Tokoh kedua, novelis India, Arundhati Roy. Dalam catatan kritisnya  atas kebijakan lockdown pemerintahan India yang berujung kacau, ia menyebut pandemi sebagai portal, gerbang yang memisahkan masa lalu dan masa datang. Dalam artikel  bertajuk The Pandemic is a Portal (April 2020) itu, Roy menjelaskan normalitas di masa lalu India adalah kebencian rasial, ketamakan penguasa, kerusakan lingkungan, dan yang terkini adalah nestapa pekerja migran Delhi yang diusir para tuan tanah dan kaum kelas menengah sejak lockdown dimaklumatkan. Mereka harus berjalan kaki ratusan kilometer menuju Badaun, Agra, Azamgarh, Aligarh, Lucknow, Gorakhpur, kampung halaman mereka. Atas nama kedaruratan, media arus utama di India membubuhkan “racun” Covid-19 dalam kampanye anti-Muslim. Organisasi Jamaah Tabligh yang menggelar pertemuan akbar di Delhi sebelum lockdown, diklaim sebagai super spreader  (penyebar kuat). Persepsi jamak yang muncul kemudian adalah, kaum muslim India sengaja menyebarkan virus itu atas nama jihad. Memasuki portal  new normal  pasca pandemi,  menurut Roy, apakah warga akan membawa kompleksitas persoalan masa lalu itu, atau akan melangkah ringan dengan sedikit barang bawaan, lalu berjuang untuk itu?
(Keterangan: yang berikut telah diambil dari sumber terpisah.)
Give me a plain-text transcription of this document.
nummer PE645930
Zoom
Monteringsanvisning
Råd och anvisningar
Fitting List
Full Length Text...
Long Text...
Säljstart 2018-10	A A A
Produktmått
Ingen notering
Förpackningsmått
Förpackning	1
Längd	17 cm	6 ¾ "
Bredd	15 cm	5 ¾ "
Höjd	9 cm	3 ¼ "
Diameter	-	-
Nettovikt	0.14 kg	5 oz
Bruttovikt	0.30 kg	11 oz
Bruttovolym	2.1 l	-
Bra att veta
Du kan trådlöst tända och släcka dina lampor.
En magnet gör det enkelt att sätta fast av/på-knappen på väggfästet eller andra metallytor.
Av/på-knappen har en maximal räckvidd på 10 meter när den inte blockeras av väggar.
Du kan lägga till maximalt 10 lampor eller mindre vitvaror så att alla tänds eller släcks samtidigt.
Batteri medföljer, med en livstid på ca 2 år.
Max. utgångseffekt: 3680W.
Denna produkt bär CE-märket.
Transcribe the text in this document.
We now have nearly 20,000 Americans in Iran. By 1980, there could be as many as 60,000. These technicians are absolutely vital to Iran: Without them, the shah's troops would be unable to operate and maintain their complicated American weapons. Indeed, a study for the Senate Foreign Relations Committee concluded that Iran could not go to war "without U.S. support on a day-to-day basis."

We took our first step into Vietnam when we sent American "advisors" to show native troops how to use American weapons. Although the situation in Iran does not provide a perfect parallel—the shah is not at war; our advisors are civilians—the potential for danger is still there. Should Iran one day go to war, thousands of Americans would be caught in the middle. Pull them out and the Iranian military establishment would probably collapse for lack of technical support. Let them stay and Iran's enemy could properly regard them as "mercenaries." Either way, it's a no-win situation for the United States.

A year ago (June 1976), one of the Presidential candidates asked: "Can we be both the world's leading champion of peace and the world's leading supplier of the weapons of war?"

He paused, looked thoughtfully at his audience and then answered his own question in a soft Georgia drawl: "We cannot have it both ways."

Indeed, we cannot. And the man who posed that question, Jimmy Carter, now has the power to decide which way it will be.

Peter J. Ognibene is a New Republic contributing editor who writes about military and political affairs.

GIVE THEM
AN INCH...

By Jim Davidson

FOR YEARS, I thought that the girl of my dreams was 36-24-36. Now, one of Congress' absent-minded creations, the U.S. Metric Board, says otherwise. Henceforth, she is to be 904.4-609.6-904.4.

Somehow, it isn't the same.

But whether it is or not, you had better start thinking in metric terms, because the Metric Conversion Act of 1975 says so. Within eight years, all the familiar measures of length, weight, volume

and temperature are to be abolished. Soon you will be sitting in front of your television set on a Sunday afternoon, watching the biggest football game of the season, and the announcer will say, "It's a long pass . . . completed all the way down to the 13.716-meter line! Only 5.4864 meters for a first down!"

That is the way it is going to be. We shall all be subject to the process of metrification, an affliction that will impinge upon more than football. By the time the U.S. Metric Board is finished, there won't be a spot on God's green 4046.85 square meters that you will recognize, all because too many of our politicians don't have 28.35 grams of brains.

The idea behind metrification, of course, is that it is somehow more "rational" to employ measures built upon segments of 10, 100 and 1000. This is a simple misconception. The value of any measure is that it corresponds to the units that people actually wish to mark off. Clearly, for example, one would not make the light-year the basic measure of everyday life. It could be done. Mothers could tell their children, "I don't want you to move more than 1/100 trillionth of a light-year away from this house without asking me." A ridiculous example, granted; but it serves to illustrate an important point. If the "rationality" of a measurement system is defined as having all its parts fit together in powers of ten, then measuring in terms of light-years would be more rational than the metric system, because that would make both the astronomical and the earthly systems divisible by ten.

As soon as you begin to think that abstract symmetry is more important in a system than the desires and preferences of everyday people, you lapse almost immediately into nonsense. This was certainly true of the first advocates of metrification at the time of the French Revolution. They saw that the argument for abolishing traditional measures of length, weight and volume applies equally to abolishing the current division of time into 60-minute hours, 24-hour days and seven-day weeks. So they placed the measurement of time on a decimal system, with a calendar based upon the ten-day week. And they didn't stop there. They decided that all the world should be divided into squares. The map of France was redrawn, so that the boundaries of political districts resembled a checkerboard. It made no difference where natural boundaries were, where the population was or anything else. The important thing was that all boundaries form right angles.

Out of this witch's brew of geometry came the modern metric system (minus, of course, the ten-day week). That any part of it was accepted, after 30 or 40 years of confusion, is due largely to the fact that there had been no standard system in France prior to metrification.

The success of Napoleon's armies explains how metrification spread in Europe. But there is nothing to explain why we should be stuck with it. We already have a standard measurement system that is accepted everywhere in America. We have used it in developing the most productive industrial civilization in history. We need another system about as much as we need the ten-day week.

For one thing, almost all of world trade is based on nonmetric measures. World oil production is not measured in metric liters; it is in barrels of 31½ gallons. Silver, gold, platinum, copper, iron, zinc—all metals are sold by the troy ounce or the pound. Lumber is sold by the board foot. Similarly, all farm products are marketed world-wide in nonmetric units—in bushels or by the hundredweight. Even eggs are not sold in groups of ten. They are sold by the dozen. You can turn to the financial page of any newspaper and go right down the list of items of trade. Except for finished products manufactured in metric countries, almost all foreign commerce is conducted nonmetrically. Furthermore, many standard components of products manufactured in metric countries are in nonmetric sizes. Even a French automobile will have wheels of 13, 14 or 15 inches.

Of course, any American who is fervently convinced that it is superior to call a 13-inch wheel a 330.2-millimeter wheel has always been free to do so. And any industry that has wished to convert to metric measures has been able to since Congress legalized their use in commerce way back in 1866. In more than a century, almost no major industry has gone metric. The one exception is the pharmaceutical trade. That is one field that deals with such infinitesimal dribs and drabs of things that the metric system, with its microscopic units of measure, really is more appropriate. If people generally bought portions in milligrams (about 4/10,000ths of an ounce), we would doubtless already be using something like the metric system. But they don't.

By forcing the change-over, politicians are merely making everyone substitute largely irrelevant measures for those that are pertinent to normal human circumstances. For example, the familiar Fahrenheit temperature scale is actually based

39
Kenyataan baru di Indonesia tak kalah janggal. Kabar duka dari toa masjid kini tidak lagi memberi stimulus bagi solidaritas kemanusiaan agar kita berbondong-bondong mendatangi rumah duka. Justru menghunjamkan ketakutan yang tak terbahasakan. Jangan-jangan jenazah yang terkapar adalah orang terinfeksi  Covid-19 yang tak melapor. Jangan-jangan ia akan menjadi penyebab kematian massal di permukiman kita, dan karena itu harus dijauhi. Bila ada kumandang adzan pertanda waktu shalat, alih-alih merangsang keinginan untuk berkumpul dan berjamaah, yang muncul sekali lagi ketakutan. Jangan-jangan suara muadzin itu masih mengundang kerumunan.  Jangan-jangan salah satu dari jamaah adalah orang yang terjangkit virus, dan karena itu permukiman kita bisa dipasang garis polisi, atau bahkan semua warga bakal digelandang ke ruang isolasi.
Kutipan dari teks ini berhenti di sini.